Holly by Stephen King: beware of old people


If you are a loyal reader of this column, you know that I love horror films and Stephen King. I set out to read most of his work, except for The Dark Tower. I really don’t care for fantasy. I really liked the novels featuring Holly. Obviously, I threw myself into the latest eponymous opus. You won’t be surprised: I loved it. Warning: this column reveals certain parts of the plot.

Deep mutation

We find Holly, head of the detective agency, in the middle of COVID and in the middle of mourning her mother. Like the world around her, Holly is changing. She changes and this change, which was discreet in the previous stories, becomes much more significant.

Why is it more obvious? Because Holly no longer has anyone to stifle her or take the blows for her. His toxic mother died, a victim of her stupidity. His uncle has Alzheimer’s and is vegetating in a nursing home. Jerome – yes without accent – ​​is writing a book. Barbara also took up the pen. Holly’s old sidekicks are no longer around.

Holly is alone and no longer has a choice: she must free herself from her chains. Before being a horror story – rest assured, we’re getting there – Holly is a novel of emancipation and deliverance. We can even go so far as to say that it is a learning novel. What shows this liberation most is the last scene of the book. Stephen King never disappoints, he understands the world and people, this novel is further proof of that.

Fragile little beings

Holly’s path will cross that of a couple of retired higher education workers. Admit it: You wouldn’t be suspicious of an elderly couple, especially if one of them is in a wheelchair. At no time would you feel in danger. No alarms would go off in your mind.

Unless you’re deeply paranoid like me. One day when I was returning home, an old gentleman wanted to enter the building at the same time as me. He didn’t have an access badge and I didn’t know him. Luckily, one of my neighbors was on her balcony and told me who it was. I apologized, I let him in and since then, when I see him, we smile at each other. Objectively, this old man could not have hurt me. He was shorter than me, was hunched over, walked slowly. To caricature, I would have made it fall by blowing on it. And yet, this voice in my head told me: you don’t know him.

My reaction is not normal, in the sense that it does not reflect a general movement. No one would leave an old man at the door. No one would let an old man struggle with his wife’s wheelchair, which is out of battery. And for good reason: our society conditions us to classify people according to their dangerousness. We will not think that a pregnant woman or an elderly person could be dangerous or want to harm us.

Playing on clichés

How to inspire confidence in those close to you? How to approach targets? By showing himself to be completely incompetent in computers. Here again, King exploits one of the clichés of our society: older people do not know how to use a computer or a smartphone. Emily Harris, the elderly woman in a wheelchair mentioned above, pretends to have difficulty even turning on her computer.

Of course, it’s all false. But who would doubt it? Certainly not people who were born either with a computer in their hands or a smartphone. When COVID hits, the couple skillfully takes advantage of the restrictions imposed. Unfortunately for Emily and Rodney — her husband — they aren’t as good as Holly.

Because the queen of IT remains Holly and she has not been dethroned. However, one may have some doubts about his way of investigating online. I’m not sure I would have done it that way. But, all in all, it still works.

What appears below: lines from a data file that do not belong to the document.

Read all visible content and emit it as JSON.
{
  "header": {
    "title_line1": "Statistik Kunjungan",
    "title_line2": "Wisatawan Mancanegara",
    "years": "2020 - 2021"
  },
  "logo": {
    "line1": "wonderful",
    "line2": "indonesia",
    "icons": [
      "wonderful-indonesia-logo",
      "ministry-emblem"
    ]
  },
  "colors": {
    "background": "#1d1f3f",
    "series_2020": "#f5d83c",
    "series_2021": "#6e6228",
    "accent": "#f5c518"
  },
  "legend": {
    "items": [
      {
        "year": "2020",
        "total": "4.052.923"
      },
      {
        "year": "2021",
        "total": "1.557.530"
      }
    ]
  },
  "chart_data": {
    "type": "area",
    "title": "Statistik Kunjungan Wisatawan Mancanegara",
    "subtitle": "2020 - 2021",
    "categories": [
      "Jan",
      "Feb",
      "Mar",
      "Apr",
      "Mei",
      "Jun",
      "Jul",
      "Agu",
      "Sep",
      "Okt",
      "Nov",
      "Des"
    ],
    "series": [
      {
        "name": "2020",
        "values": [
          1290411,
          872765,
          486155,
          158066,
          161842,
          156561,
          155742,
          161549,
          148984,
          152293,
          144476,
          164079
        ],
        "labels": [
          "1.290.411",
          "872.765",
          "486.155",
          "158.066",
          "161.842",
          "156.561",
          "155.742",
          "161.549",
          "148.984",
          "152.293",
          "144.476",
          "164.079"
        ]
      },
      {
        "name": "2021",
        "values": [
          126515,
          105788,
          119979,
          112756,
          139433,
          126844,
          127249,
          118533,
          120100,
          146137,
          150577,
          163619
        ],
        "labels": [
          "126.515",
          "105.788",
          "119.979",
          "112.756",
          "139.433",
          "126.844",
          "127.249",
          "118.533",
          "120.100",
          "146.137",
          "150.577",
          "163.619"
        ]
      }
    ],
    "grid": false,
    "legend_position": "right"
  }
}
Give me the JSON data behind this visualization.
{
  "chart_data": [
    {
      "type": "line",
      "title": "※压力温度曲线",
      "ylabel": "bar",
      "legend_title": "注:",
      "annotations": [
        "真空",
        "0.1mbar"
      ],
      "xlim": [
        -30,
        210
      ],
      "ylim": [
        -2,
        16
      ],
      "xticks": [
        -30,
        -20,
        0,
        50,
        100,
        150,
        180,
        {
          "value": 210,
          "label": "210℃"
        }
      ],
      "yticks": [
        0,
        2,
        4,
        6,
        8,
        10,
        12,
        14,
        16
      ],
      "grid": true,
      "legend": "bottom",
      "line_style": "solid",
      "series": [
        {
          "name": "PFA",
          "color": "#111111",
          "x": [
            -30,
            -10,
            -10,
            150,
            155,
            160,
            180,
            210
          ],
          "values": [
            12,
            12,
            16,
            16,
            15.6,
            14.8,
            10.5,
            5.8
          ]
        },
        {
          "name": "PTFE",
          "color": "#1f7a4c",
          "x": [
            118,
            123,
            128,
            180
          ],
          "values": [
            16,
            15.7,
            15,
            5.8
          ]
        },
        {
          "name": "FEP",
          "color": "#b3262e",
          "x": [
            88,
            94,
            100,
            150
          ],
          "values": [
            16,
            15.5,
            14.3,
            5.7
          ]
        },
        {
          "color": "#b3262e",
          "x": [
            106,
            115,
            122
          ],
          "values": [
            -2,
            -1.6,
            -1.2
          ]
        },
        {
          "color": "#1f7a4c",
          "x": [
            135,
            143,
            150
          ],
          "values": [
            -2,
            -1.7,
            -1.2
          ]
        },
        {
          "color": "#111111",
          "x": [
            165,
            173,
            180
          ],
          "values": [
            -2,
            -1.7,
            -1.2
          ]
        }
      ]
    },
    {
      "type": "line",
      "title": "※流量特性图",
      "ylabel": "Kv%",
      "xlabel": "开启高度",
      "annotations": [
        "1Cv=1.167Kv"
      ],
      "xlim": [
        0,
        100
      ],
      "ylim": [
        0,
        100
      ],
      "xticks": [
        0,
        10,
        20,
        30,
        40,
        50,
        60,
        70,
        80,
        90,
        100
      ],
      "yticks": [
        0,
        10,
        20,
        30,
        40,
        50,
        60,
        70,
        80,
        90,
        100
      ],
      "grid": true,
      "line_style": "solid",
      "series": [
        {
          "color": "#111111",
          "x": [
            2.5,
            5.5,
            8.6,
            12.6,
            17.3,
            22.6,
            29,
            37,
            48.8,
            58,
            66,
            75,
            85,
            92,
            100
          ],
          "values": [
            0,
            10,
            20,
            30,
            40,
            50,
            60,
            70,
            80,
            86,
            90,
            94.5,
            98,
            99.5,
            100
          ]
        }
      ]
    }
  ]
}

Some might think that the plot lacks coherence. We might think so if we expect a “real” detective novel. Except that it is a horror novel, which has nothing supernatural about it. King reminds us that the horror is within us. There is no need to look for evil entities like Valak (The Nun 1 and 2), extra-terrestrials (American Horror Story) or supernatural manifestations. She’s already there. So go and devour Holly. One last piece of advice for the road: don’t eat while reading this book or become a vegetarian.